Dişi kıran pirincin içindeki beyaz taşlardır metoforu ile hareket eden darbeci zihniyet, ortadan kaldırmak istediğinin formuna bürünerek faaliyet gösteriyor.

Mitolojik dinler gibi

Cumhuriyet tarihinde 60 darbesiyle başlayan bu faaliyetin tüm fenomenleri cumhuriyeti ortadan kaldırmaya matuftur. Laik, demokratik cumhuriyet ve Atatürk parolasıyla hareket eden bu algının bu kelimelere verdiği manayı kendilerinden başka kimsenin bilmesi mümkün de değil.

Dolayısı ile akıl sahiplerinin anlamlandıramadığı bu hal karşısında kutsal ruhun ruhbanları gibi hareket eden bu kesim, halka kudretinden sual olunmaz bir inanca mutlak bir itaat emrediyor. Darbecilerin cumhuriyet dediği kavram, milletin kayıtsız şartsız hakimiyetini ifade eden cumhuriyete, Atatürk söylemleri ise cumhuriyeti kuran halkın lideri, "aklı hür vicdanı hür" bir toplum projesi olan Atatürk'e hiç benzemiyor. Milletin gerçek değerlerini ifade eden kavramları mitolojik içeriklerle dönüştürerek, gerçeğin sadece kendilerinin ifade ettiğinden ibaret ve bunu kabul etmeyenin ise adeta günahkar ilan edildiği bu inanç, Sokrates'i devletin tanrılarına karşı gelmekle suçlayıp katleden mitolojik dinlerle aynı karakteri taşıyor.

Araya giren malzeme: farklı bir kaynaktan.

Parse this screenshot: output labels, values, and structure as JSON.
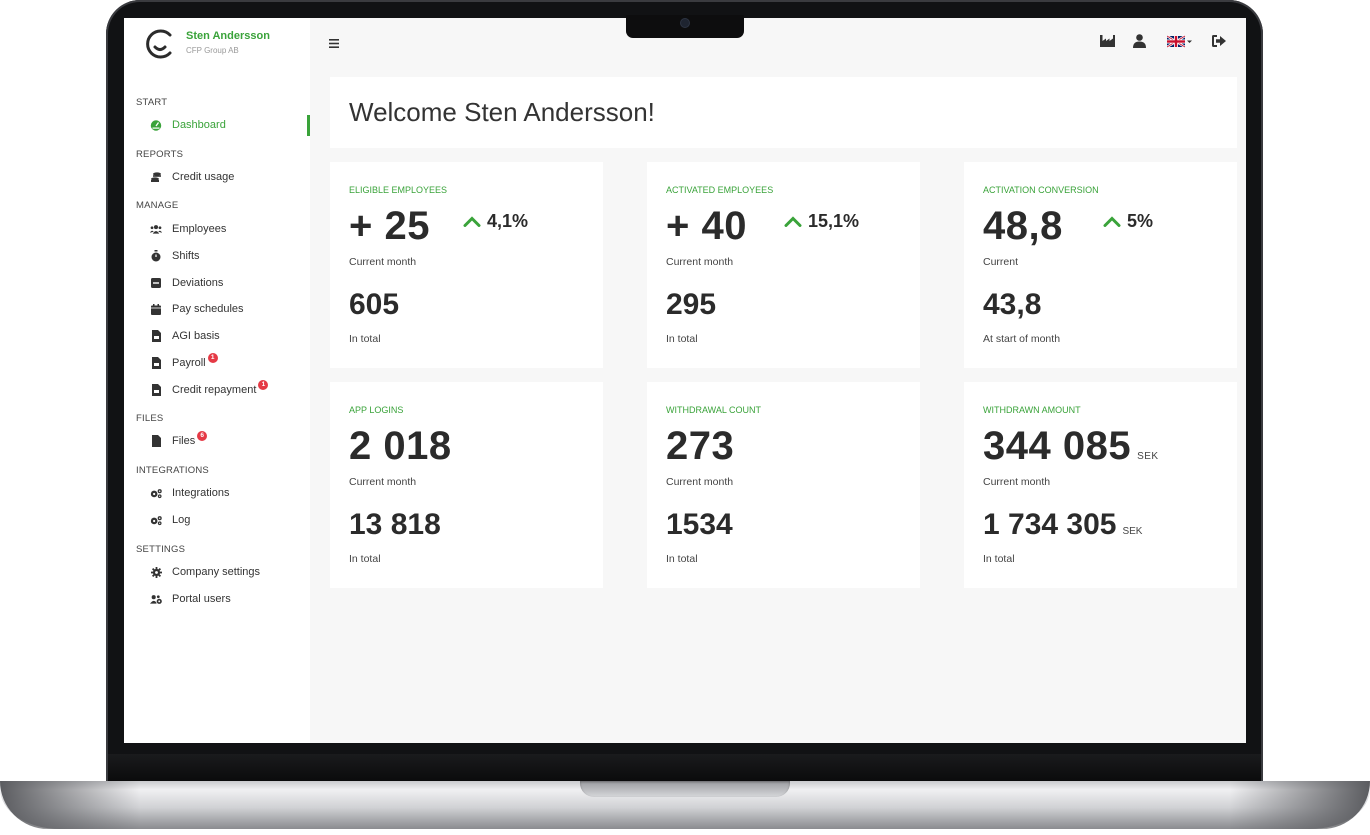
{
  "brand": {
    "name": "Sten Andersson",
    "company": "CFP Group AB",
    "accent": "#3aa33a"
  },
  "sidebar": {
    "sections": {
      "start": "START",
      "reports": "REPORTS",
      "manage": "MANAGE",
      "files": "FILES",
      "integrations": "INTEGRATIONS",
      "settings": "SETTINGS"
    },
    "items": {
      "dashboard": {
        "label": "Dashboard",
        "icon": "dashboard-icon"
      },
      "credit_usage": {
        "label": "Credit usage",
        "icon": "coins-icon"
      },
      "employees": {
        "label": "Employees",
        "icon": "users-icon"
      },
      "shifts": {
        "label": "Shifts",
        "icon": "stopwatch-icon"
      },
      "deviations": {
        "label": "Deviations",
        "icon": "minus-square-icon"
      },
      "pay_schedules": {
        "label": "Pay schedules",
        "icon": "calendar-icon"
      },
      "agi_basis": {
        "label": "AGI basis",
        "icon": "file-invoice-icon"
      },
      "payroll": {
        "label": "Payroll",
        "icon": "file-invoice-icon",
        "badge": "1"
      },
      "credit_repayment": {
        "label": "Credit repayment",
        "icon": "file-invoice-icon",
        "badge": "1"
      },
      "files": {
        "label": "Files",
        "icon": "file-icon",
        "badge": "6"
      },
      "integrations": {
        "label": "Integrations",
        "icon": "cogs-icon"
      },
      "log": {
        "label": "Log",
        "icon": "cogs-icon"
      },
      "company_settings": {
        "label": "Company settings",
        "icon": "gear-icon"
      },
      "portal_users": {
        "label": "Portal users",
        "icon": "users-cog-icon"
      }
    }
  },
  "topbar": {
    "icons": [
      "menu-icon",
      "industry-icon",
      "user-icon",
      "uk-flag-icon",
      "logout-icon"
    ]
  },
  "welcome": {
    "title": "Welcome Sten Andersson!"
  },
  "cards": {
    "eligible": {
      "label": "ELIGIBLE EMPLOYEES",
      "value": "+ 25",
      "trend": "4,1%",
      "sub1": "Current month",
      "total": "605",
      "sub2": "In total"
    },
    "activated": {
      "label": "ACTIVATED EMPLOYEES",
      "value": "+ 40",
      "trend": "15,1%",
      "sub1": "Current month",
      "total": "295",
      "sub2": "In total"
    },
    "conversion": {
      "label": "ACTIVATION CONVERSION",
      "value": "48,8",
      "trend": "5%",
      "sub1": "Current",
      "total": "43,8",
      "sub2": "At start of month"
    },
    "logins": {
      "label": "APP LOGINS",
      "value": "2 018",
      "sub1": "Current month",
      "total": "13 818",
      "sub2": "In total"
    },
    "withdrawals": {
      "label": "WITHDRAWAL COUNT",
      "value": "273",
      "sub1": "Current month",
      "total": "1534",
      "sub2": "In total"
    },
    "amount": {
      "label": "WITHDRAWN AMOUNT",
      "value": "344 085",
      "unit": "SEK",
      "sub1": "Current month",
      "total": "1 734 305",
      "total_unit": "SEK",
      "sub2": "In total"
    }
  }
}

Bu bağlamda toplumsal, siyasal ve kültürel zihniyetin insani zeminde normalleşip inkişafının sağlanması için öğretim odaklı değil kavram odaklı bir sisteme geçilmesi zorunludur. Kendisinde kavram ağacının kök saldığı kişinin meyve vermemesi mümkün değildir. Bu anlamda gerçek kavramlara sahip olan kişi öğretileni sloganik olarak tekrarlamak yerine o kavramı davranışları ve düşüncesi ile çiçek ve meyve veren bir ağaca dönüştürebilir. Bu bizim tüm potansiyelimizi tehdit eden darbeci zihniyetin mevzilerini ortadan kaldıracak en önemli güvencemiz olduğu gibi insani faaliyetlerin inkişafının da altyapısını oluşturur. 15 Temmuz darbe girişimi bu niteliklere sahip insanların düşünce ve eylemleriyle önlendi.

Modern devlet anlayışının ilklerinden olan, milletin değerleri yerine kralın aklını merkeze koyarak, yeni bir devlet ve millet öneren Machiavelli'nin, ilk kez status(değişmez, sabit, temel değer) olarak tanımladığı devletin kralı, ahlakı ve hukuku belirleme yetkisine sahip tek otorite, ancak bu ahlak ve hukuka uymak zorunda olmayan mutlak egemendir. Machiavelli bu kralın zulmetmesi karşısında bile onu uyarmayı kabul etmez ve onun iyilikler yapması için dua etmeyi önerir. Kilisenin egemenliğine karşı çözümü budur. Oysa bu yaşamsallığı şekillendiren yepyeni bir dine dönüşecektir. Bu dinin tevarüs ettiği darbeci algıda laiklik onların inandığı gibi inanmak, giyinmek hatta düşünmektir. Bu yüzden kavramsal eğitim öncelikle çözülmesi gereken bir sorun. Laiklik kavramı din ve devlet işleri ayrılığı sloganıyla geçiştirilemez. Aksi takdirde kendi inançları dışındaki tüm inançları din ve devlet ayrıdır deyip inanç sahiplerini devletten, ülkeden ayırmayı laiklik zanneden bu zihniyetle baş edebilmek kolay olmayacak.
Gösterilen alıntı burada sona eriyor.